The second reason for giving away the rhubarb is one that I cannot find fault with though. You cannot blame a gardener for donating an abundance of rhubarb when they know they’ll receive a tasty, sweet rhubarb dish in return. This is the very essence of food produce trading and it’s one which benefits both parties.

Although I sometimes find myself cursing those who give me rhubarb when I’m relentlessly sawing away at the rhubarb trunks before stewing them (because I simply cannot bring myself to just throw them out) I still find myself enjoying the rhubarb as its grassy, lemony, acidic fragrance coats my hands. The smell always reminds me of being a child and every year, as I fondly remember dipping a relatively ripe rhubarb stalk into a poke of sugar as a kid and thinking it was a real treat, I pop a small chunk of rhubarb into my mouth to test whether it really is as tart as I remember and my lips disappear behind my teeth in response to the sheer overwhelming sourness that floods my mouth. Good times.

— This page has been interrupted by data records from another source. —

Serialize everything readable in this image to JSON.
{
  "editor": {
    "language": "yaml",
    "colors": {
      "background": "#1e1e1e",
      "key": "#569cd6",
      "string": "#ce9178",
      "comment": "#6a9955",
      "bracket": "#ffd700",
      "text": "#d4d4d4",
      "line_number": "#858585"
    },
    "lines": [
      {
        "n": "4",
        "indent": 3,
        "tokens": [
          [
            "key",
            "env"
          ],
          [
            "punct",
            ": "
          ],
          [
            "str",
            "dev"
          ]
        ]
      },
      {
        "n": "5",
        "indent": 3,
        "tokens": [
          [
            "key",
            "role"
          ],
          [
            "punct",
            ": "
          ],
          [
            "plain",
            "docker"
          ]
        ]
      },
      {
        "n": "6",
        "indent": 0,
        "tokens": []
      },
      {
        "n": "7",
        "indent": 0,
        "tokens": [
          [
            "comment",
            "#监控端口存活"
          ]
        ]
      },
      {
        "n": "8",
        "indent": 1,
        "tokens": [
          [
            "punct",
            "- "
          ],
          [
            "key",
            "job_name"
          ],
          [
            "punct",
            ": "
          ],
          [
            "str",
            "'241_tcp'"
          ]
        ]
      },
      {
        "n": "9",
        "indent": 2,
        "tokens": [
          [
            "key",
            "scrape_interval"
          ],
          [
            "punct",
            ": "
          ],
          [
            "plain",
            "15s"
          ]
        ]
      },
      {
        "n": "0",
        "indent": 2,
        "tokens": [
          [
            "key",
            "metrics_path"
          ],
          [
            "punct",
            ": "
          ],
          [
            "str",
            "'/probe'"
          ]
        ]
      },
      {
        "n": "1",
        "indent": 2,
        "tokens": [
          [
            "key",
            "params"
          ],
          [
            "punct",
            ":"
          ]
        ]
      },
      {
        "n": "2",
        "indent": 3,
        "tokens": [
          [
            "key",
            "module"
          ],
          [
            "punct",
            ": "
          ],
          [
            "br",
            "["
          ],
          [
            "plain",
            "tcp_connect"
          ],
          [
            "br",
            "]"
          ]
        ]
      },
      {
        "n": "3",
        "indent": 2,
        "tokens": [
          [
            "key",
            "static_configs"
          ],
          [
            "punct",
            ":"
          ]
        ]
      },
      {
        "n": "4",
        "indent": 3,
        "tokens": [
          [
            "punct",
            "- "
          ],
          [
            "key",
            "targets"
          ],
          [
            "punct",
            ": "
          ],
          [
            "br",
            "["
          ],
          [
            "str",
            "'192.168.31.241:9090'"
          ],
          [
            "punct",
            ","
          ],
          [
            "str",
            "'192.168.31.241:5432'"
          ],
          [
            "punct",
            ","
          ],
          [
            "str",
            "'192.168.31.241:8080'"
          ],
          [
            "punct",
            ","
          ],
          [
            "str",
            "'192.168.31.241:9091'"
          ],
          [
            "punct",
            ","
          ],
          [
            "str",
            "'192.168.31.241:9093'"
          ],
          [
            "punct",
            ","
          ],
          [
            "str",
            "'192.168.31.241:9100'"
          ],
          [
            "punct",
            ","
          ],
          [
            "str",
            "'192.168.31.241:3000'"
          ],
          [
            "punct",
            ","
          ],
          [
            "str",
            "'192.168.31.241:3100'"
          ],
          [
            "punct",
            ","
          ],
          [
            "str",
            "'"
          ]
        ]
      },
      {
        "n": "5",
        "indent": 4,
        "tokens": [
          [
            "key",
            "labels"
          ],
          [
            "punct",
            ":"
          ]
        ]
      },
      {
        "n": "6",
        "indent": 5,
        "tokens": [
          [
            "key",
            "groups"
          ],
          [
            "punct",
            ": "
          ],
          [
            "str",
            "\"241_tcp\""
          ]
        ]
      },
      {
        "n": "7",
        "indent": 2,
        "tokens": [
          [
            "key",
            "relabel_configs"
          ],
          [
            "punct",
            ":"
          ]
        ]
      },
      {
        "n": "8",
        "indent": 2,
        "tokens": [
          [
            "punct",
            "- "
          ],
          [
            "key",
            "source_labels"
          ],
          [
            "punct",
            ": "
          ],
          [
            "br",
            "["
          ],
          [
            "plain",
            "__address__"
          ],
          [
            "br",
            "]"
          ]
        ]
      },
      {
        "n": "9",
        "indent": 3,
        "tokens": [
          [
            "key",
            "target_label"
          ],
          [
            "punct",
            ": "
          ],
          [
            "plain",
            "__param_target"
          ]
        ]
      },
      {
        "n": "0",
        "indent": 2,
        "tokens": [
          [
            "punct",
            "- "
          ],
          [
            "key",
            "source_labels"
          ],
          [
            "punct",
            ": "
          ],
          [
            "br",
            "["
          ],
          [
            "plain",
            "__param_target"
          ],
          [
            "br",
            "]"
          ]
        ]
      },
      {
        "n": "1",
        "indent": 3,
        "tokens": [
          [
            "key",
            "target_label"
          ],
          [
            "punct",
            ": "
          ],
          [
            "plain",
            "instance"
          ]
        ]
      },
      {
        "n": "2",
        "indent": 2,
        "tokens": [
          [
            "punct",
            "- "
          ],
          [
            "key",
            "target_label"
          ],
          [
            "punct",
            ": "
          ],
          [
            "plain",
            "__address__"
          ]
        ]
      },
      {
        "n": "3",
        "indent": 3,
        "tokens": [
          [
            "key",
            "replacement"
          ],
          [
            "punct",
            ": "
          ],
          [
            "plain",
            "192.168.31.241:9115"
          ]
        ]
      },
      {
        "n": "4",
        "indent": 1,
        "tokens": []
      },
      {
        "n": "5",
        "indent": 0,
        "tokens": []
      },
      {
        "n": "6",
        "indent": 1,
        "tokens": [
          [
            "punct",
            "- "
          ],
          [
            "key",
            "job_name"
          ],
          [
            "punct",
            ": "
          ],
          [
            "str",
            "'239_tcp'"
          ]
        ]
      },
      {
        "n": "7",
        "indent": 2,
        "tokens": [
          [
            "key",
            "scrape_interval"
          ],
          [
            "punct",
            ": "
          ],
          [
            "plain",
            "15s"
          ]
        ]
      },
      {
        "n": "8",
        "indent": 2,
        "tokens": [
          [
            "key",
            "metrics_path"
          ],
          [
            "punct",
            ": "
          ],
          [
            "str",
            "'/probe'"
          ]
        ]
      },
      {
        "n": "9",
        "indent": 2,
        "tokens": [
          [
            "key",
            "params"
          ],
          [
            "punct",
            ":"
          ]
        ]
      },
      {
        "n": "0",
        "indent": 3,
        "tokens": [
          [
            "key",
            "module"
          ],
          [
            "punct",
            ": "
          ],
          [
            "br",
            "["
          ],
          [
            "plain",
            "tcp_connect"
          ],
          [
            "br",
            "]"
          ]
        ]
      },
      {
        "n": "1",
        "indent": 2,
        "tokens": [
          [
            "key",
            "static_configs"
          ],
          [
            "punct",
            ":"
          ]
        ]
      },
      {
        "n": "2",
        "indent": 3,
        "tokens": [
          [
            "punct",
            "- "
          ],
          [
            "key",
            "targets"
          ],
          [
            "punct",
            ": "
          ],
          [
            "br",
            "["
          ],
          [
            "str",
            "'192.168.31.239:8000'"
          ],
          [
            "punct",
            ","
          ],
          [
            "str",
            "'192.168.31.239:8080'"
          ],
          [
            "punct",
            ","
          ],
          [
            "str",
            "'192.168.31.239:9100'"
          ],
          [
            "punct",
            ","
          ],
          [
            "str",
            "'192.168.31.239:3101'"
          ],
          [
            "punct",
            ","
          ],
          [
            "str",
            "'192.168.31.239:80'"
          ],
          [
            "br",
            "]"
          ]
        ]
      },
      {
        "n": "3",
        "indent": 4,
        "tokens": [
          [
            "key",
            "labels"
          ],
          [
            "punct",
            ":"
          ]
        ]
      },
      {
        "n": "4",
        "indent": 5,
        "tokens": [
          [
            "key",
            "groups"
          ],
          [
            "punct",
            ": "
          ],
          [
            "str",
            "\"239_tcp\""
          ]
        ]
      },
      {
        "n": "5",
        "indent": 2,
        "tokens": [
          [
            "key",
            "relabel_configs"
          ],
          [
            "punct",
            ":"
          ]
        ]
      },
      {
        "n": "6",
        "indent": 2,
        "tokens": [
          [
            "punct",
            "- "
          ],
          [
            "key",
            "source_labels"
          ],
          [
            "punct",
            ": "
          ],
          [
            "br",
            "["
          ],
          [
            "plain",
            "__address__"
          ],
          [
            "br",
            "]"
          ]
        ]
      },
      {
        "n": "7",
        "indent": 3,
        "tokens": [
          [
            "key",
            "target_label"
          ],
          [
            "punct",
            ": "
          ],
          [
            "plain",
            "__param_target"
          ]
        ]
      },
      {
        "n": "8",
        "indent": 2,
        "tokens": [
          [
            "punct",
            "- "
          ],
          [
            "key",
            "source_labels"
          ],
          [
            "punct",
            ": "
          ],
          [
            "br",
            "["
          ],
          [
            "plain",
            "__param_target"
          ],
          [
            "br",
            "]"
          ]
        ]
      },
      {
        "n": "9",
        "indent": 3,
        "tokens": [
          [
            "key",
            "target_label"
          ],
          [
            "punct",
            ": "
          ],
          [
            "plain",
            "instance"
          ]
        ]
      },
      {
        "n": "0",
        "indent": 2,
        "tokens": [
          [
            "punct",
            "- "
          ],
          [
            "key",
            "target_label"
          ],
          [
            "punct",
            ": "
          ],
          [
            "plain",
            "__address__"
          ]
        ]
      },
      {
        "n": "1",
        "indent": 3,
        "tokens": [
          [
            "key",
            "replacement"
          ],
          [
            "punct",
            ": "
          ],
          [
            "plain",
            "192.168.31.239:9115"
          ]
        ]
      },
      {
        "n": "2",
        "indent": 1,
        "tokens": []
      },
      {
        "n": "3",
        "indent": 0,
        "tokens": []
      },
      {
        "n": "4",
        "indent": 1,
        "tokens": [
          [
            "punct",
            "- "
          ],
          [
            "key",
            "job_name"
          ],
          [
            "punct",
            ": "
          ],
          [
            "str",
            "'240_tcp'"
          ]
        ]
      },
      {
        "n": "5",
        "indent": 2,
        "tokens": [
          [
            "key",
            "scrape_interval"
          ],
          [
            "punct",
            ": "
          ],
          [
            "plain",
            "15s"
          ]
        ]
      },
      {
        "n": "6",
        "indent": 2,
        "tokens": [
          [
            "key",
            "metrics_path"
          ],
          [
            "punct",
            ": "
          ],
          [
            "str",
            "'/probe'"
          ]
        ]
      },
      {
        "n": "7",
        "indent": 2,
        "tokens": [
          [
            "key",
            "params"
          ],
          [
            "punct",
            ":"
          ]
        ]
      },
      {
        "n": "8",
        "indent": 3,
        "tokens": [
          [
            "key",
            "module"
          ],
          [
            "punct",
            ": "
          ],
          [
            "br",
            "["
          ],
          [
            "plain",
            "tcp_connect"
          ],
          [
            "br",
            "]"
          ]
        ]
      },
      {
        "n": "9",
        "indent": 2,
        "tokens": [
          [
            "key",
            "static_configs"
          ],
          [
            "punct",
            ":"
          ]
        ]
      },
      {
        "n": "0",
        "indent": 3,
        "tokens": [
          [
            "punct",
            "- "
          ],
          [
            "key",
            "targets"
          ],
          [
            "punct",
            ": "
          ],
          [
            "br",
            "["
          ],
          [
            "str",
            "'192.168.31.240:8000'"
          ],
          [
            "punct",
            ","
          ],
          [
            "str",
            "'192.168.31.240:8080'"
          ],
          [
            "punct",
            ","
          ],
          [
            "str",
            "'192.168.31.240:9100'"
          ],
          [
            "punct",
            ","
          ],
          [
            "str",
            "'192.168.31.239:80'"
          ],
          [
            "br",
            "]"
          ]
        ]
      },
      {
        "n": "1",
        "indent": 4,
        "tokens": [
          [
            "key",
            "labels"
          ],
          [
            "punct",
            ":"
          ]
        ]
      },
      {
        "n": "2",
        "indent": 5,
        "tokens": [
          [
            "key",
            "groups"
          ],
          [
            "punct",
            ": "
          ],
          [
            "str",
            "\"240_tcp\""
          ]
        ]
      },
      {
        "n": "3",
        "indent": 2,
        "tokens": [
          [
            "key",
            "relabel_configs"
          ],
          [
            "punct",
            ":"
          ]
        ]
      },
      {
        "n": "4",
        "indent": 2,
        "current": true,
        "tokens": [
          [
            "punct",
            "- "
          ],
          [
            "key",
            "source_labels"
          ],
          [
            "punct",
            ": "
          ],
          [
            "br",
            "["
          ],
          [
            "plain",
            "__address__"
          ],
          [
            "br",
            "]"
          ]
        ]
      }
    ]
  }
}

Even though there are easier, and tastier, fruits out there to cook with I never object to rhubarb though. There’s something rather ancient about it, I think. Apart from the fact that the plant looks as though it belongs in the Jurassic era, its stalks have been turned into delicious confections by optimistic cooks for hundreds of years. Surely this is a tradition which must be continued by those who are willing to do battle with a crop so heavily infused with acidic bitterness?

To make my rhubarb compote I chopped up the freshly washed rhubarb, put it in a large pan with a couple of tablespoons of water and added sugar to it before putting it on a medium heat. The amount of sugar you add is pretty much according to your own taste, so add a few tbsps of sugar to the simmering rhubarb, taste it, and continue to add more until it suits your palate. I generally go with around 70-100g of sugar to 700g of chopped rhubarb. You’ll probably need quite a lot of sugar. Just be careful when tasting it because it’s incredibly hot!

The rhubarb compote will keep in the fridge for a good couple of weeks and you can use it for loads of different things: as a jam for toast or scones; to top porridge or ice cream; folded into whipped cream to make a syllabub; as the fruit base for a crumble or cobbler; or (if you want to pair it with a savoury item) to serve with pork dishes. The list of ways to celebrate such an unexpected, and yet rewarding, harvest is endless. Rhubarb compote may not be the prettiest dish in the world, but I can assure you, it’s delicious. Go find a gardener to befriend and get your hands on some stalks. You won’t regret it and neither will they.